You can use the .assets property of the output to include these assets.
For example, you can create a simple plot, which consists of a Plotly bar chart
with radius and distance for a planet. Consider the following visuals.py
file:
import json
import nextmv
import plotly.graph_objects as go
def create_visuals(name: str, radius: float, distance: float) -> list[nextmv.Asset]:
"""Create a Plotly bar chart with radius and distance for a planet."""
fig = go.Figure()
fig.add_trace(
go.Bar(x=[name], y=[radius], name="Radius (km)", marker_color="red", opacity=0.5),
)
fig.add_trace(
go.Bar(x=[name], y=[distance], name="Distance (Millions km)", marker_color="blue", opacity=0.5),
)
fig.update_layout(
title="Radius and Distance by Planet", xaxis_title="Planet", yaxis_title="Values", barmode="group"
)
fig = fig.to_json()
assets = [
nextmv.Asset(
name="Plotly example",
content_type="json",
visual=nextmv.Visual(
visual_schema=nextmv.VisualSchema.PLOTLY,
visual_type="custom-tab",
label="Charts",
),
content=[json.loads(fig)],
)
]
return assets
This list of assets can be included in the output.
import nextmv
from visuals import create_visuals
# Read the input from stdin.
input = nextmv.load()
name = input.data["name"]
options = nextmv.Options(
nextmv.Option("details", bool, True, "Print details to logs. Default true.", False),
)
##### Insert model here
# Print logs that render in the run view in Nextmv Console.

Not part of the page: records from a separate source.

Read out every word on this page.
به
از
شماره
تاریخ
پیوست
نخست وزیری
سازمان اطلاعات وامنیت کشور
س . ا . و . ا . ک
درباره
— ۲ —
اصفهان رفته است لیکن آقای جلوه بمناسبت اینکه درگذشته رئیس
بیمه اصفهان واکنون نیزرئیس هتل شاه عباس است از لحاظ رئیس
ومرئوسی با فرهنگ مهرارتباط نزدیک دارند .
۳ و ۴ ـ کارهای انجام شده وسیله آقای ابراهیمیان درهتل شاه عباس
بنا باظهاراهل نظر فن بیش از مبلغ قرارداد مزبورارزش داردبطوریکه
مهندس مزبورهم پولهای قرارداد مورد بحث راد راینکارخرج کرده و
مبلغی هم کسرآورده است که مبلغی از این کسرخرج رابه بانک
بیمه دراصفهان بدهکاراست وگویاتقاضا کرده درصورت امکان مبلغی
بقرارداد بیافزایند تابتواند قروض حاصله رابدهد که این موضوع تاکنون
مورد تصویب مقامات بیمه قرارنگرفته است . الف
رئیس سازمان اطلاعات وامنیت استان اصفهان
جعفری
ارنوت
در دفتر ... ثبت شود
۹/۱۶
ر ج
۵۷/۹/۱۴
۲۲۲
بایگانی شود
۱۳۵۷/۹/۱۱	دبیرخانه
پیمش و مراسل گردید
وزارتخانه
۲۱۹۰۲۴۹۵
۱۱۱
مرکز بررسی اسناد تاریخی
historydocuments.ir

message = f"Hello, {name}"
nextmv.log(message)
if options.details:
detail = "You are", {input.data["distance"]}, " million km from the sun"
nextmv.log(detail)
assets = create_visuals(name, input.data["radius"], input.data["distance"])
# Write output and statistics.
output = nextmv.Output(
options=options,
solution=None,
statistics=nextmv.Statistics(
result=nextmv.ResultStatistics(
value=1.23,
custom={"message": message},
),
),
assets=assets,
)
nextmv.write(output)
The .assets can be a list of Asset objects, or a list of
dictionaries that comply with the custom assets and custom
visualization schemas, whichever the case may be.